By: John A. Lupton, Supreme Court Historic Preservation Commission

July 23, 2018

In the late 1890s and early 1900s, well before stars like Harold Lloyd, Buster Keaton, and Charlie Chaplin were famous, moving pictures became a form of popular entertainment for people of all ages. Movies were unregulated, allowing theater owners to show violent or indecent movies. Religious groups particularly called on governmental entities to restrict access to movies or to ban them completely because they were a threat against morality.

The City of Chicago passed the country’s first censorship law in 1907 prohibiting the “exhibition of obscene and immoral” moving pictures “commonly shown in mutoscopes, kinetoscopes, cinemetographs, and penny arcades.” The ordinance required movie theater owners to obtain a permit from the chief of police, who had the authority to refuse permits to owners exhibiting obscene material.

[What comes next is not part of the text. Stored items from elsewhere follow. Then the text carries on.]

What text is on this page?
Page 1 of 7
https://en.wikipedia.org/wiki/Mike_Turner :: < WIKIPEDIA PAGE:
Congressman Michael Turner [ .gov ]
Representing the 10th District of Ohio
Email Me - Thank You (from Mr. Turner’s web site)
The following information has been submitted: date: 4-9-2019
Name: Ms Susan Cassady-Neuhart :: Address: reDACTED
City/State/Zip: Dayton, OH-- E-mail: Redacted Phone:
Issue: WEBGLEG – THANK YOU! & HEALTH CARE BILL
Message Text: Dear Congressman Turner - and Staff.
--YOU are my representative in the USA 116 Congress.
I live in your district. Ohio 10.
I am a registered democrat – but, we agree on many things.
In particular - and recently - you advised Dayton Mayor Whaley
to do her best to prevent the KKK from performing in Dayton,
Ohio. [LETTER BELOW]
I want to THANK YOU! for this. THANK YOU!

Jake Block and other five- and ten-cent movie operators sued the City of Chicago for an injunction to stop enforcement of the ordinance because it was unconstitutional. The Chief of Police denied Block from showing two movies, The James Boys and Night Riders. Block argued that motion picture exhibitors had been unconstitutionally singled out and suffered from burdensome regulation. Block argued further that depiction of historical events could not be determined obscene or immoral and pointed out that stage plays did not need approval from the censors before performances. The Superior Court of Cook County found for the City, and Block appealed to the Illinois Supreme Court.

In Block et al. v. City of Chicago (239 Ill. 251 (1909)), the Supreme Court upheld the city’s ordinance and Superior Court’s ruling. Chief Justice James Cartwright wrote the opinion that motion pictures were indeed different from stage plays and could be regulated along with nickelodeons and similar forms of entertainment. He also found that censorship was a valid police power and that the City of Chicago did not abuse its power in the administration of the law. Cartwright wrote “there are people who differ upon the subject as to what is immoral and obscene,” but it was important to have the local government apply the test in the case of motion pictures because the low price of admission allows for frequent attendance by children. Cartwright concluded that the audience must be protected from obscene and immoral depictions, and that the “welfare of society demands that every effort of municipal authorities to afford such protection shall be sustained.”

The case was significant because it was the first case in the country that dealt with movie censorship, and other municipalities followed suit, creating many different standards nationwide. The Motion Picture Association of America (MPAA) formed in 1922 to promote movies and to secure financing, but also to promote a “clean, moral tone” in movies. The MPAA loosened many of its restrictions in the 1950s, but the Block precedent remained in place until the 1961 U.S. Supreme Court case of Times Film Corporation v. City of Chicago (365 U.S. 43) held that Chicago’s 1907 ordinance restricted free speech. In 1968, the MPAA recommended that movie studios use voluntary ratings based on age, which, after a few modifications, is the system currently in place.